Kyoraku Oryusan (1995) pachinko machine

 I bought what could be most annoying pachinko machine ever made:

 Oryusan released by Kyoraku in 1995 according to this Japanese webpage.


 

It's annoying because when it goes into some of the fever modes it starts emitting this very annoying laughter like sound. A game-play video (not mine) can be watched here.

I wanted to dive into the world of modern-ish pachinko machines, but I wasn't interested in digipachi games or more modern games. 1980's games, that are becoming quite collectable now, are either expensive or in very rough condition so I was looking for some early to mid 1990's Hanemono type pachinko machine.

Hanemono type games have a central feature with "wings" or "feathers" that momentarily open once or twice, to let balls in when certain pockets are hit. Then once a ball enters the feature it has to enter a specific pocket the start a fever mode.

When in fever mode, the feature wings open and close almost continuously for a number of rounds for a big payout.


 

The center feature of Oryusan depicts a story, but I lack the context and cultural background to decipher it.

When I saw Oryusan It ticked all the boxes. Hanemono feature with a little animated manikin, 1995, the right aesthetics (the cell art reminds me of waporwave somehow), a distinctive yet annoying sound feature.
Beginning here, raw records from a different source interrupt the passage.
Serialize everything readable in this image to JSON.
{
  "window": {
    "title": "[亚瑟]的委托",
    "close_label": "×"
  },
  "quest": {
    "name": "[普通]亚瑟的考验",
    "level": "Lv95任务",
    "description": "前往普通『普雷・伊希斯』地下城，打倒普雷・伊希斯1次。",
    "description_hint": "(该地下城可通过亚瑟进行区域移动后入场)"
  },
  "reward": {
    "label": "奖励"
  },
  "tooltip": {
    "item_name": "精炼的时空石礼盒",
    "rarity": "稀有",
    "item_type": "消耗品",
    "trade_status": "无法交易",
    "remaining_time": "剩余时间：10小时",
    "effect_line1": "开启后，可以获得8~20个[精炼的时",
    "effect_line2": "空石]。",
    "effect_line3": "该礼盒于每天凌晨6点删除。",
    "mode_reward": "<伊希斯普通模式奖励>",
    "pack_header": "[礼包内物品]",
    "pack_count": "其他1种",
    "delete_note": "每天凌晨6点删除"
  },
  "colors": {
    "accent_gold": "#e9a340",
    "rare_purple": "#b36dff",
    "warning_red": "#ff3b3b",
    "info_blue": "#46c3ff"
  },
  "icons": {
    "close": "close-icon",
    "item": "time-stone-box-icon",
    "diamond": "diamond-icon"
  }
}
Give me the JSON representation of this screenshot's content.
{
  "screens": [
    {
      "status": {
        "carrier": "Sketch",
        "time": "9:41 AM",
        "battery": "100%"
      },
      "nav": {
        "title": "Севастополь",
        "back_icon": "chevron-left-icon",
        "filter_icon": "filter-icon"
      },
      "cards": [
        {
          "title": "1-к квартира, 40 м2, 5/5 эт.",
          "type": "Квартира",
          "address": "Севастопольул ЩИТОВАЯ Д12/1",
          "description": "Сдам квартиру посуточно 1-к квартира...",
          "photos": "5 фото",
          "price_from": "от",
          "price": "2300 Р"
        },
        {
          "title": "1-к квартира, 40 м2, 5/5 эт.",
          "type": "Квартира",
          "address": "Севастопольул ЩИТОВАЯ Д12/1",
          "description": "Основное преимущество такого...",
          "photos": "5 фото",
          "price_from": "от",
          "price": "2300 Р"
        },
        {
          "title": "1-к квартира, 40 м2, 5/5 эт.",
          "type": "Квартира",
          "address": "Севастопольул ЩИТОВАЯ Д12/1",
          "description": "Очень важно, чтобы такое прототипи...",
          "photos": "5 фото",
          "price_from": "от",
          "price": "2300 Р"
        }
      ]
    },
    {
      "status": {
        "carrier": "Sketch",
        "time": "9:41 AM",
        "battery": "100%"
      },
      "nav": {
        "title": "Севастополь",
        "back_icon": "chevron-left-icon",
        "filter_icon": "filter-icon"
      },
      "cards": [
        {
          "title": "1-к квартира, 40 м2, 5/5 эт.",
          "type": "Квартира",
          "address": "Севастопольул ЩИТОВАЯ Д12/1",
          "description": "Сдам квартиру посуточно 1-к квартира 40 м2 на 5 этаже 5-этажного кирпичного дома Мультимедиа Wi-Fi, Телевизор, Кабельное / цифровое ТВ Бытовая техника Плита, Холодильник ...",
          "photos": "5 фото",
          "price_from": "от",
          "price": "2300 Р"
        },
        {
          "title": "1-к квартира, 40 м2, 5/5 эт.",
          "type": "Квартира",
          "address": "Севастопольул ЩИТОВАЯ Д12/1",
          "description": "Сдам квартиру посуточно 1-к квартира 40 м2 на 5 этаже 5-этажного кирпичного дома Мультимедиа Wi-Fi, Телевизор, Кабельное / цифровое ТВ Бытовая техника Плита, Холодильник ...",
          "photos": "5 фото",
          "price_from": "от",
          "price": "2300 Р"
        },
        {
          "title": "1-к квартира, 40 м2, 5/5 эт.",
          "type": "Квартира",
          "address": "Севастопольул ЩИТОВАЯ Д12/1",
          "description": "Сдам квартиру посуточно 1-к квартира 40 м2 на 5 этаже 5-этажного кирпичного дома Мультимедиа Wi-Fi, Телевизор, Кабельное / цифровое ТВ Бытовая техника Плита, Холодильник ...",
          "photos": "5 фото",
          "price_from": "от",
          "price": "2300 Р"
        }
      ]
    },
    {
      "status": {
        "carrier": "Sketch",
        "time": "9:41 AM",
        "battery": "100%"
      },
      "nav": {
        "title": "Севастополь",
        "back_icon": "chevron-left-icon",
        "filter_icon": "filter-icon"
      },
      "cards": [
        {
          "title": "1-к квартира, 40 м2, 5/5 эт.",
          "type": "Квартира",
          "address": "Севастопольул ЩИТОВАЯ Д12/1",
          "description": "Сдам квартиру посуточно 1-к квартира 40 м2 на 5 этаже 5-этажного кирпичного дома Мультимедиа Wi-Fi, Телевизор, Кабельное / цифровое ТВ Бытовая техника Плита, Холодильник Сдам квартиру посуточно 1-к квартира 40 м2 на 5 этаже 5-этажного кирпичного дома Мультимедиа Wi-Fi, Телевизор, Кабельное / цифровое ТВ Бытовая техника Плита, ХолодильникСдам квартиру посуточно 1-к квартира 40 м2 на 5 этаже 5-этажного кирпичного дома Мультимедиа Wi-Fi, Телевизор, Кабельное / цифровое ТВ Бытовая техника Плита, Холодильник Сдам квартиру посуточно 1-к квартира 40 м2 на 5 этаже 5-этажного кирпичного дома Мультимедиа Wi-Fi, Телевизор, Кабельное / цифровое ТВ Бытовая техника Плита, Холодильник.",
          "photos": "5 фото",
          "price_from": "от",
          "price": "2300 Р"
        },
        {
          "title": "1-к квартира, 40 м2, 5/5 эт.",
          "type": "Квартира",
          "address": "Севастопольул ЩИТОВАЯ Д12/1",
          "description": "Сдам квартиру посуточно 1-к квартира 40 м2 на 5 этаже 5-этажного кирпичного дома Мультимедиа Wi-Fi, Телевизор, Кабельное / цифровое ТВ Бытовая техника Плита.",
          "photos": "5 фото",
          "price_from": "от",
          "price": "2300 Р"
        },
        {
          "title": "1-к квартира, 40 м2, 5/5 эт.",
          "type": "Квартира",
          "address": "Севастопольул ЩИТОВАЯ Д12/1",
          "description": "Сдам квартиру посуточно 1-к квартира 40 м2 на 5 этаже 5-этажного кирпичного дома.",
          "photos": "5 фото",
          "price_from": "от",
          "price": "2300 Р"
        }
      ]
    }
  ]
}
In a way it's a very ironic purchase.


 

The game arrived by EMS / Canada Post and it was packaged in what looks like bags of marshmallows. However I did not try to eat them.

 
 

 

The game just needed the bottom of the frame re-glued (easily done with some woodworking clamps and carpenter's glue), some glass, a good cleaning and a 24Vac transformer.

 


 

I sourced the transformer locally and cobbled together some power supply setup from stuff I already had in the workshop.


 


One very cool thing about Oryusan is the feature mechanism. So many solenoids them tightly packed together.

Coils, linkage and bell-cranks in a very efficient package for the animation of the wings, manikin head and both arms and small boxes that move up and down.






Game-play impressions:

Oryusan is my first modern-ish pachinko machine with an auto-shooter and the whole experience with the flashing lights, the sounds and the repetitive shooting of the balls is... mind numbing. Very passive. I find the older games more involved game-play wise.

Also when the game is in 15R or even 5R mode the game runs out of payout balls very quickly, so now I have to look into some kind of ball elevator.